The adapter enforces a global body size limit via bodyLimit in the adapter options. The check runs on every request — not only on raw-body or custom-parser paths.

const app = await NestFactory.create<NestElysiaApplication>(
AppModule,
new ElysiaAdapter({ bodyLimit: 5 * 1024 * 1024 }), // 5 MiB
);

Enforcement happens in two layers:

  1. Pre-parse Content-Length check. Requests with a Content-Length header above the limit are rejected with 413 Payload Too Large before the body is read.
  2. Streaming guard on raw/custom parser paths. When the body is buffered for rawBody/useBodyParser, the adapter aborts the read as soon as the cumulative byte count exceeds the limit, even if the client lied about Content-Length or used chunked transfer-encoding.

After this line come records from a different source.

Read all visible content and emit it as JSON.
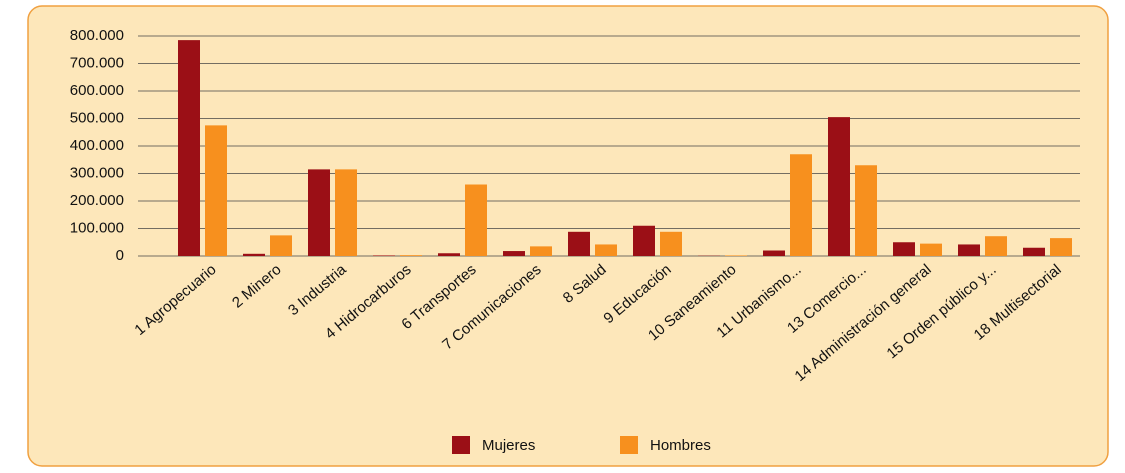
{
  "chart_data": {
    "type": "bar",
    "categories": [
      "1 Agropecuario",
      "2 Minero",
      "3 Industria",
      "4 Hidrocarburos",
      "6 Transportes",
      "7 Comunicaciones",
      "8 Salud",
      "9 Educación",
      "10 Saneamiento",
      "11 Urbanismo...",
      "13 Comercio...",
      "14 Administración general",
      "15 Orden público y...",
      "18 Multisectorial"
    ],
    "series": [
      {
        "name": "Mujeres",
        "color": "#9b0f16",
        "values": [
          785000,
          8000,
          315000,
          2000,
          10000,
          18000,
          88000,
          110000,
          1000,
          20000,
          505000,
          50000,
          42000,
          30000
        ]
      },
      {
        "name": "Hombres",
        "color": "#f7901e",
        "values": [
          475000,
          75000,
          315000,
          3000,
          260000,
          35000,
          42000,
          88000,
          2000,
          370000,
          330000,
          45000,
          72000,
          65000
        ]
      }
    ],
    "ylim": [
      0,
      800000
    ],
    "yticks": [
      0,
      {
        "value": 100000,
        "label": "100.000"
      },
      {
        "value": 200000,
        "label": "200.000"
      },
      {
        "value": 300000,
        "label": "300.000"
      },
      {
        "value": 400000,
        "label": "400.000"
      },
      {
        "value": 500000,
        "label": "500.000"
      },
      {
        "value": 600000,
        "label": "600.000"
      },
      {
        "value": 700000,
        "label": "700.000"
      },
      {
        "value": 800000,
        "label": "800.000"
      }
    ],
    "grid": true,
    "legend": "bottom"
  }
}
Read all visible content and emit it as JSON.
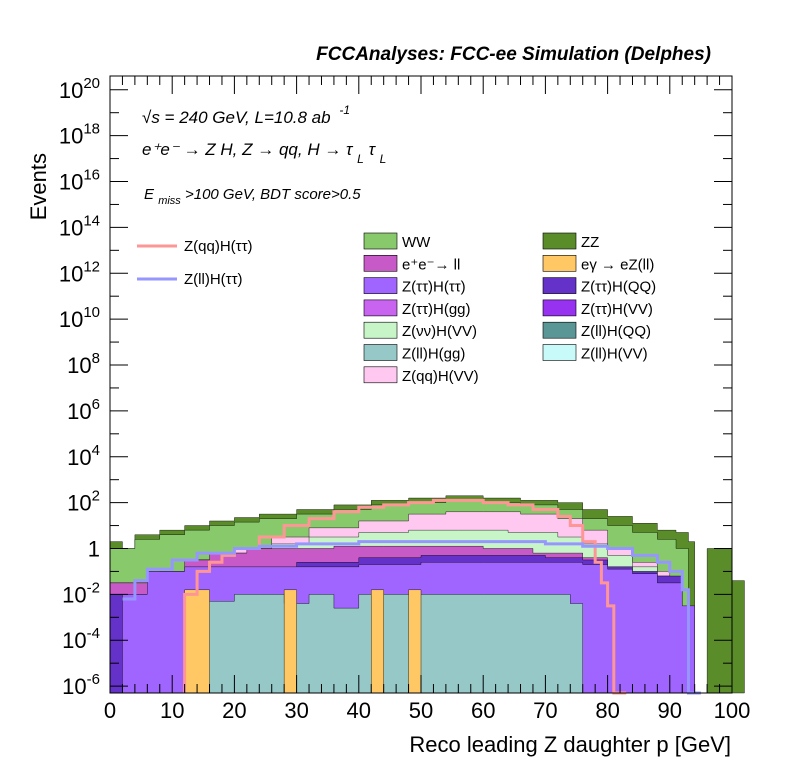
{
  "header": "FCCAnalyses: FCC-ee Simulation (Delphes)",
  "annotations": {
    "sqrt_s": "√s = 240 GeV, L=10.8 ab",
    "lumi_exp": "-1",
    "process_main": "e⁺e⁻ → Z H, Z → qq, H → τ",
    "process_tau_sub": "L",
    "process_tau2": "τ",
    "process_tau2_sub": "L",
    "selection_E": "E",
    "selection_sub": "miss",
    "selection_rest": ">100 GeV, BDT score>0.5"
  },
  "chart_data": {
    "type": "area",
    "title": "FCCAnalyses: FCC-ee Simulation (Delphes)",
    "xlabel": "Reco leading Z daughter p [GeV]",
    "ylabel": "Events",
    "xlim": [
      0,
      100
    ],
    "ylim_log10": [
      -6.3,
      20.6
    ],
    "log_y": true,
    "x_ticks": [
      "0",
      "10",
      "20",
      "30",
      "40",
      "50",
      "60",
      "70",
      "80",
      "90",
      "100"
    ],
    "y_ticks": [
      {
        "base": "10",
        "exp": "-6",
        "value": -6
      },
      {
        "base": "10",
        "exp": "-4",
        "value": -4
      },
      {
        "base": "10",
        "exp": "-2",
        "value": -2
      },
      {
        "base": "1",
        "exp": "",
        "value": 0
      },
      {
        "base": "10",
        "exp": "2",
        "value": 2
      },
      {
        "base": "10",
        "exp": "4",
        "value": 4
      },
      {
        "base": "10",
        "exp": "6",
        "value": 6
      },
      {
        "base": "10",
        "exp": "8",
        "value": 8
      },
      {
        "base": "10",
        "exp": "10",
        "value": 10
      },
      {
        "base": "10",
        "exp": "12",
        "value": 12
      },
      {
        "base": "10",
        "exp": "14",
        "value": 14
      },
      {
        "base": "10",
        "exp": "16",
        "value": 16
      },
      {
        "base": "10",
        "exp": "18",
        "value": 18
      },
      {
        "base": "10",
        "exp": "20",
        "value": 20
      }
    ],
    "stack_layers": [
      {
        "name": "ZZ",
        "color": "#5a8c2a",
        "points": [
          [
            0,
            0.3
          ],
          [
            2,
            0.0
          ],
          [
            4,
            0.6
          ],
          [
            8,
            0.8
          ],
          [
            12,
            1.0
          ],
          [
            16,
            1.2
          ],
          [
            20,
            1.35
          ],
          [
            24,
            1.5
          ],
          [
            30,
            1.7
          ],
          [
            36,
            1.9
          ],
          [
            42,
            2.1
          ],
          [
            48,
            2.2
          ],
          [
            54,
            2.3
          ],
          [
            60,
            2.2
          ],
          [
            66,
            2.1
          ],
          [
            72,
            2.0
          ],
          [
            76,
            1.7
          ],
          [
            80,
            1.4
          ],
          [
            84,
            1.1
          ],
          [
            88,
            0.8
          ],
          [
            91,
            0.7
          ],
          [
            93,
            0.3
          ],
          [
            94,
            -6.3
          ],
          [
            96,
            0.0
          ],
          [
            98,
            0.0
          ],
          [
            100,
            -1.4
          ]
        ]
      },
      {
        "name": "WW",
        "color": "#88c96b",
        "points": [
          [
            0,
            0.0
          ],
          [
            4,
            0.4
          ],
          [
            8,
            0.6
          ],
          [
            12,
            0.8
          ],
          [
            16,
            1.0
          ],
          [
            20,
            1.15
          ],
          [
            24,
            1.3
          ],
          [
            30,
            1.5
          ],
          [
            36,
            1.7
          ],
          [
            42,
            1.9
          ],
          [
            48,
            2.0
          ],
          [
            54,
            2.1
          ],
          [
            60,
            2.0
          ],
          [
            66,
            1.9
          ],
          [
            72,
            1.7
          ],
          [
            76,
            1.3
          ],
          [
            80,
            1.0
          ],
          [
            84,
            0.7
          ],
          [
            88,
            0.4
          ],
          [
            91,
            0.0
          ],
          [
            93,
            -6.3
          ]
        ]
      },
      {
        "name": "Z(qq)H(VV)",
        "color": "#ffc8f0",
        "points": [
          [
            0,
            -1.5
          ],
          [
            8,
            -1.0
          ],
          [
            14,
            -0.5
          ],
          [
            20,
            0.0
          ],
          [
            26,
            0.5
          ],
          [
            32,
            0.9
          ],
          [
            40,
            1.2
          ],
          [
            48,
            1.5
          ],
          [
            54,
            1.6
          ],
          [
            60,
            1.6
          ],
          [
            66,
            1.5
          ],
          [
            72,
            1.3
          ],
          [
            76,
            0.8
          ],
          [
            80,
            0.0
          ],
          [
            84,
            -0.6
          ],
          [
            88,
            -1.0
          ],
          [
            90,
            -6.3
          ]
        ]
      },
      {
        "name": "Z(νν)H(VV)",
        "color": "#c8f5c8",
        "points": [
          [
            0,
            -1.5
          ],
          [
            8,
            -1.0
          ],
          [
            14,
            -0.5
          ],
          [
            20,
            -0.2
          ],
          [
            26,
            0.2
          ],
          [
            32,
            0.5
          ],
          [
            40,
            0.7
          ],
          [
            48,
            0.8
          ],
          [
            56,
            0.8
          ],
          [
            64,
            0.7
          ],
          [
            72,
            0.5
          ],
          [
            76,
            0.2
          ],
          [
            80,
            -0.3
          ],
          [
            84,
            -0.8
          ],
          [
            88,
            -1.2
          ],
          [
            90,
            -6.3
          ]
        ]
      },
      {
        "name": "e⁺e⁻→ ll",
        "color": "#c85ac8",
        "points": [
          [
            0,
            -1.5
          ],
          [
            6,
            -1.0
          ],
          [
            12,
            -0.5
          ],
          [
            16,
            -0.2
          ],
          [
            22,
            0.0
          ],
          [
            30,
            0.0
          ],
          [
            36,
            0.1
          ],
          [
            44,
            0.1
          ],
          [
            52,
            0.1
          ],
          [
            60,
            0.0
          ],
          [
            68,
            -0.2
          ],
          [
            76,
            -0.4
          ],
          [
            80,
            -0.8
          ],
          [
            84,
            -1.2
          ],
          [
            88,
            -2.0
          ],
          [
            90,
            -6.3
          ]
        ]
      },
      {
        "name": "Z(ττ)H(QQ)",
        "color": "#6432c8",
        "points": [
          [
            0,
            -2.0
          ],
          [
            10,
            -1.5
          ],
          [
            20,
            -1.0
          ],
          [
            30,
            -0.6
          ],
          [
            40,
            -0.4
          ],
          [
            50,
            -0.3
          ],
          [
            60,
            -0.3
          ],
          [
            70,
            -0.4
          ],
          [
            76,
            -0.5
          ],
          [
            80,
            -0.8
          ],
          [
            84,
            -1.0
          ],
          [
            88,
            -1.2
          ],
          [
            92,
            -3.0
          ],
          [
            94,
            -6.3
          ]
        ]
      },
      {
        "name": "Z(ττ)H(ττ)",
        "color": "#a064ff",
        "points": [
          [
            0,
            -6.3
          ],
          [
            2,
            -2.0
          ],
          [
            6,
            -1.0
          ],
          [
            12,
            -0.8
          ],
          [
            20,
            -0.8
          ],
          [
            30,
            -0.8
          ],
          [
            40,
            -0.7
          ],
          [
            50,
            -0.6
          ],
          [
            60,
            -0.6
          ],
          [
            70,
            -0.6
          ],
          [
            76,
            -0.7
          ],
          [
            80,
            -0.9
          ],
          [
            84,
            -1.1
          ],
          [
            88,
            -1.5
          ],
          [
            92,
            -2.5
          ],
          [
            94,
            -6.3
          ]
        ]
      },
      {
        "name": "Z(ll)H(gg)",
        "color": "#96c8c8",
        "points": [
          [
            0,
            -6.3
          ],
          [
            14,
            -2.3
          ],
          [
            20,
            -2.0
          ],
          [
            24,
            -2.0
          ],
          [
            28,
            -2.4
          ],
          [
            32,
            -2.0
          ],
          [
            36,
            -2.6
          ],
          [
            40,
            -2.0
          ],
          [
            44,
            -2.0
          ],
          [
            48,
            -2.0
          ],
          [
            52,
            -2.0
          ],
          [
            60,
            -2.0
          ],
          [
            66,
            -2.0
          ],
          [
            74,
            -2.4
          ],
          [
            76,
            -6.3
          ]
        ]
      },
      {
        "name": "eγ → eZ(ll)",
        "color": "#ffc864",
        "points": [
          [
            0,
            -6.3
          ],
          [
            12,
            -1.8
          ],
          [
            16,
            -6.3
          ],
          [
            28,
            -1.8
          ],
          [
            30,
            -6.3
          ],
          [
            42,
            -1.8
          ],
          [
            44,
            -6.3
          ],
          [
            48,
            -1.8
          ],
          [
            50,
            -6.3
          ],
          [
            80,
            -6.3
          ]
        ]
      }
    ],
    "legend_items": [
      {
        "name": "WW",
        "color": "#88c96b"
      },
      {
        "name": "ZZ",
        "color": "#5a8c2a"
      },
      {
        "name": "e⁺e⁻→ ll",
        "color": "#c85ac8"
      },
      {
        "name": "eγ → eZ(ll)",
        "color": "#ffc864"
      },
      {
        "name": "Z(ττ)H(ττ)",
        "color": "#a064ff"
      },
      {
        "name": "Z(ττ)H(QQ)",
        "color": "#6432c8"
      },
      {
        "name": "Z(ττ)H(gg)",
        "color": "#c864f0"
      },
      {
        "name": "Z(ττ)H(VV)",
        "color": "#9632f0"
      },
      {
        "name": "Z(νν)H(VV)",
        "color": "#c8f5c8"
      },
      {
        "name": "Z(ll)H(QQ)",
        "color": "#5a9696"
      },
      {
        "name": "Z(ll)H(gg)",
        "color": "#96c8c8"
      },
      {
        "name": "Z(ll)H(VV)",
        "color": "#c8fafa"
      },
      {
        "name": "Z(qq)H(VV)",
        "color": "#ffc8f0"
      }
    ],
    "signals": [
      {
        "name": "Z(qq)H(ττ)",
        "color": "#ff9696",
        "points": [
          [
            12,
            -6.3
          ],
          [
            12,
            -2.0
          ],
          [
            14,
            -1.0
          ],
          [
            16,
            -0.6
          ],
          [
            18,
            -0.3
          ],
          [
            20,
            0.0
          ],
          [
            24,
            0.5
          ],
          [
            28,
            1.0
          ],
          [
            32,
            1.3
          ],
          [
            36,
            1.6
          ],
          [
            40,
            1.8
          ],
          [
            44,
            1.9
          ],
          [
            48,
            2.0
          ],
          [
            52,
            2.1
          ],
          [
            56,
            2.1
          ],
          [
            60,
            2.0
          ],
          [
            64,
            1.9
          ],
          [
            68,
            1.7
          ],
          [
            72,
            1.4
          ],
          [
            74,
            1.0
          ],
          [
            76,
            0.3
          ],
          [
            78,
            -0.6
          ],
          [
            79,
            -1.5
          ],
          [
            80,
            -2.5
          ],
          [
            81,
            -6.3
          ]
        ]
      },
      {
        "name": "Z(ll)H(ττ)",
        "color": "#9696ff",
        "points": [
          [
            2,
            -2.2
          ],
          [
            4,
            -1.4
          ],
          [
            6,
            -0.9
          ],
          [
            10,
            -0.5
          ],
          [
            14,
            -0.2
          ],
          [
            20,
            0.0
          ],
          [
            24,
            0.1
          ],
          [
            30,
            0.2
          ],
          [
            40,
            0.3
          ],
          [
            50,
            0.3
          ],
          [
            60,
            0.3
          ],
          [
            70,
            0.2
          ],
          [
            76,
            0.1
          ],
          [
            80,
            0.0
          ],
          [
            84,
            -0.3
          ],
          [
            88,
            -0.6
          ],
          [
            90,
            -1.0
          ],
          [
            92,
            -1.8
          ],
          [
            93,
            -6.3
          ]
        ]
      }
    ]
  }
}
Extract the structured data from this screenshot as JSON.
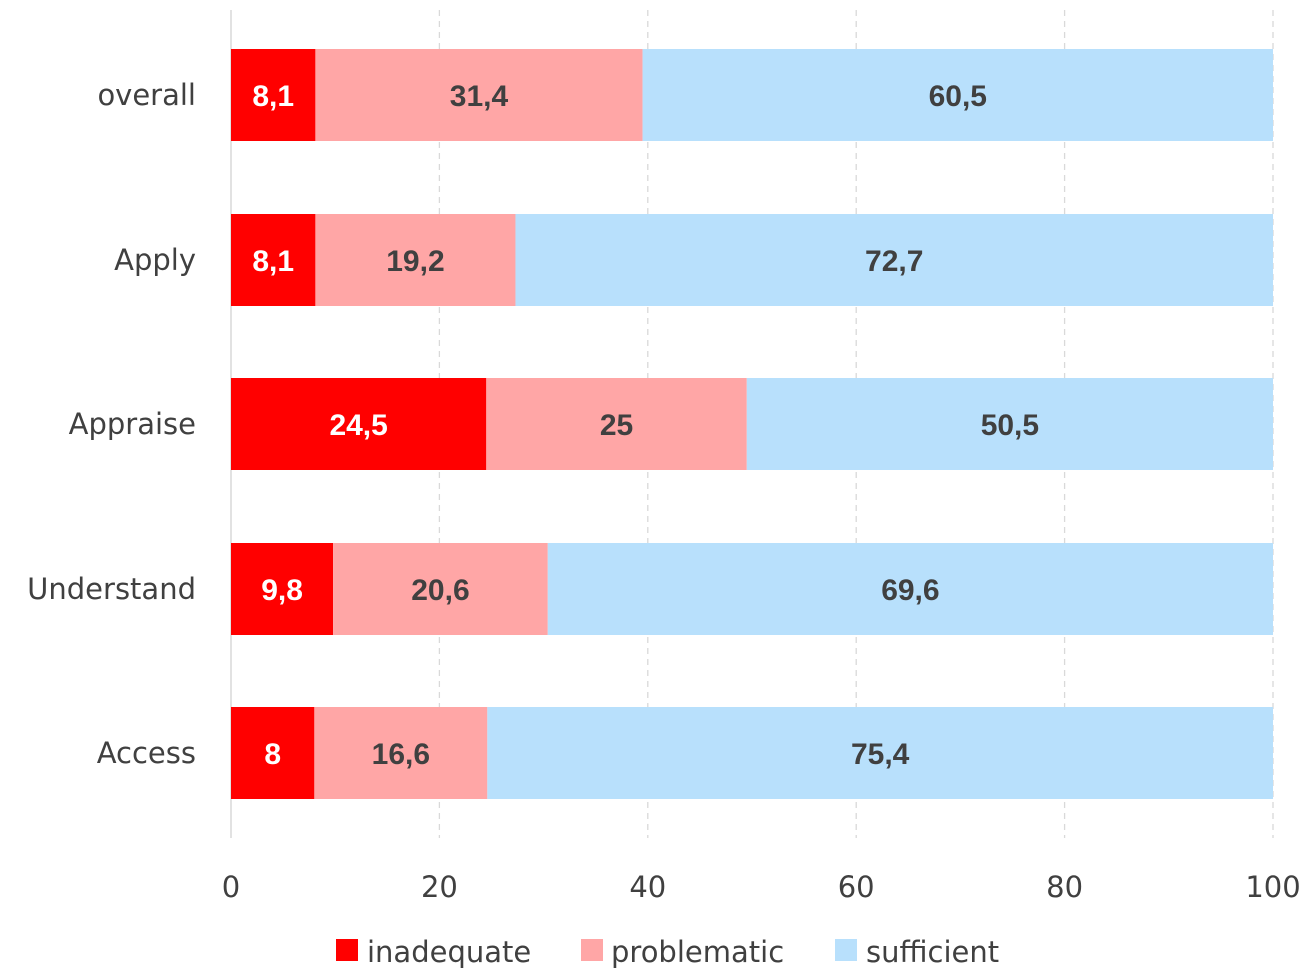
{
  "chart_data": {
    "type": "bar",
    "orientation": "horizontal",
    "stacked": true,
    "categories": [
      "overall",
      "Apply",
      "Appraise",
      "Understand",
      "Access"
    ],
    "series": [
      {
        "name": "inadequate",
        "color": "#ff0000",
        "label_color": "#ffffff",
        "values": [
          8.1,
          8.1,
          24.5,
          9.8,
          8
        ],
        "labels": [
          "8,1",
          "8,1",
          "24,5",
          "9,8",
          "8"
        ]
      },
      {
        "name": "problematic",
        "color": "#ffa6a6",
        "label_color": "#404040",
        "values": [
          31.4,
          19.2,
          25,
          20.6,
          16.6
        ],
        "labels": [
          "31,4",
          "19,2",
          "25",
          "20,6",
          "16,6"
        ]
      },
      {
        "name": "sufficient",
        "color": "#b8e0fc",
        "label_color": "#404040",
        "values": [
          60.5,
          72.7,
          50.5,
          69.6,
          75.4
        ],
        "labels": [
          "60,5",
          "72,7",
          "50,5",
          "69,6",
          "75,4"
        ]
      }
    ],
    "xlim": [
      0,
      100
    ],
    "xticks": [
      "0",
      "20",
      "40",
      "60",
      "80",
      "100"
    ],
    "grid": "vertical dashed",
    "legend_position": "bottom",
    "title": "",
    "xlabel": "",
    "ylabel": ""
  }
}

Defaults to 1 MiB. Set bodyLimit: 0 to disable the check.

Override the global limit for a specific content-type via useBodyParser:

app.useBodyParser('application/json', { bodyLimit: 32 * 1024 }); // 32 KiB for JSON
app.useBodyParser('application/octet-stream', { bodyLimit: 50 * 1024 * 1024 }); // 50 MiB for raw uploads

The per-type limit applies before the global limit when the request’s content-type matches.